Kennislink, 1 november 2001, artikel uit Natuurwetenschap en Techniek
Wat is het toch dat de 'kwantummechanica' [leer van de 'beweging van deeltjes'] haar mysterieuze waas verleent? Honderd jaar na haar ontstaan willen de stofwolken rond de verhitte debatten over haar interpretatie nog steeds maar niet optrekken. De interpretatie van de theorie mag zich op het filosofische vlak bevinden - John Bell heeft de vraag naar de lokaliteit van de natuur tot een experimentele kwestie gemaakt [zijn natuurverschijnselen verschijnselen op zichzelf (lokaal) of zijn zij met elkaar verbonden (niet-lokaal)]. Het antwoord is inmiddels gegeven.
Door Christian Maes
"Niemand begrijpt de kwantummechanica!" schreef Richard Feynman in 1964. Nobelprijswinnaar Feynman is niet de eerste de beste. Hij had na de oorlog fundamentele doorbraken in de kwantumelektrodynamica [kwantumveldentheorie] helpen verwezenlijken. Deze kwantumtheorie van licht en elektronen is trouwens één van de meest geliefde pronkstukken van de natuurkunde, omdat de overeenkomst tussen experiment en theoretische voorspelling ongelooflijk groot is. Is dát geen bewijs van ons superieur doorgronden van de natuur?
En toch besluit Feynman dat hij niets begrijpt van kwantummechanica. En hij is niet alleen: 25 jaar later schrijft Roger Penrose nog steeds over 'kwantummagie en kwantummysterie'. Verrassend taalgebruik voor een eersteklas mathematisch fysicus, zelfs in een populariserend werk.

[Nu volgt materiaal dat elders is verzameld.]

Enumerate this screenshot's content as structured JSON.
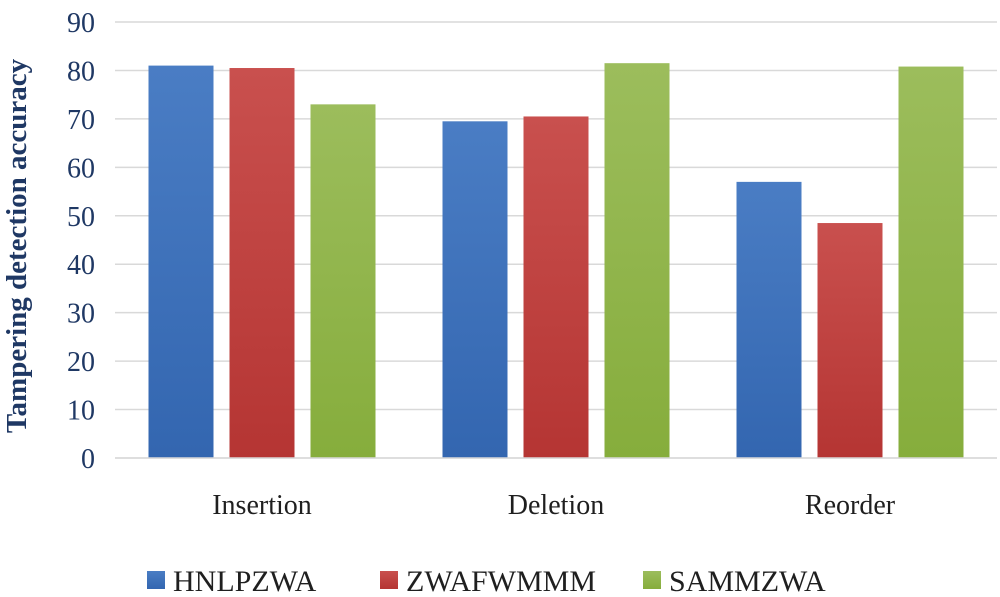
{
  "chart_data": {
    "type": "bar",
    "title": "",
    "xlabel": "",
    "ylabel": "Tampering detection accuracy",
    "categories": [
      "Insertion",
      "Deletion",
      "Reorder"
    ],
    "series": [
      {
        "name": "HNLPZWA",
        "values": [
          81.0,
          69.5,
          57.0
        ],
        "color": "#4a7dc4",
        "color_dark": "#3366b0"
      },
      {
        "name": "ZWAFWMMM",
        "values": [
          80.5,
          70.5,
          48.5
        ],
        "color": "#c9504e",
        "color_dark": "#b53533"
      },
      {
        "name": "SAMMZWA",
        "values": [
          73.0,
          81.5,
          80.8
        ],
        "color": "#9cbd5c",
        "color_dark": "#86ad3c"
      }
    ],
    "ylim": [
      0,
      90
    ],
    "yticks": [
      0,
      10,
      20,
      30,
      40,
      50,
      60,
      70,
      80,
      90
    ],
    "grid": true,
    "legend": "bottom"
  }
}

Feynman legt uit dat het probleem niet zozeer de wiskunde of de abstractie is. Dat word je gewoon of dat kun je goed leren (als je nog jong genoeg bent). Het is ook niet het tegenintuïtieve aspect, het gegeven dat de verschijnselen zo ver van onze dagelijkse beleving afstaan, dat de begrijpelijkheid van de kwantummechanica zo moeilijk maakt. Ook de relativiteitstheorie beschrijft veel rare fenomenen die zich al snel op het terrein van het niet-ervaarbare begeven, maar je kunt haar uitleggen (volgens Feynman aan de cafébazin om de hoek). Grote disputen over de interpretatie van de relativiteitstheorie blijven dan ook uit.
Meer hitte dan licht
Hoe anders is het met de kwantummechanica. Nog altijd, zeg maar honderd jaar na haar beschrijving, worden hele conferenties gewijd aan interpretatieproblemen en de discussies creëren nog immer meer hitte dan licht. De grondleggers van de kwantummechanica, zoals Bohr en Heisenberg, hadden zo hun eigen explicaties en filosofieën. "Er is geen kwantumwereld, er zijn enkel kwantumverschijnselen," is zo een typische uitspraak van Niels Bohr, een van de leraren. Sommigen hebben het begrepen als een verwerping van alle geleuter over het begrijpen van een kwantumrealiteit en werden harde pragmatisten, die het kwantumformalisme toepasten met als enige motivatie dat het werkt. Anderen zagen het juist als een grote ommekeer in het (wetenschappelijke) denken, waarbij determinisme en realiteit het moesten afleggen tegen een 'wordende relatie tussen object en subject'.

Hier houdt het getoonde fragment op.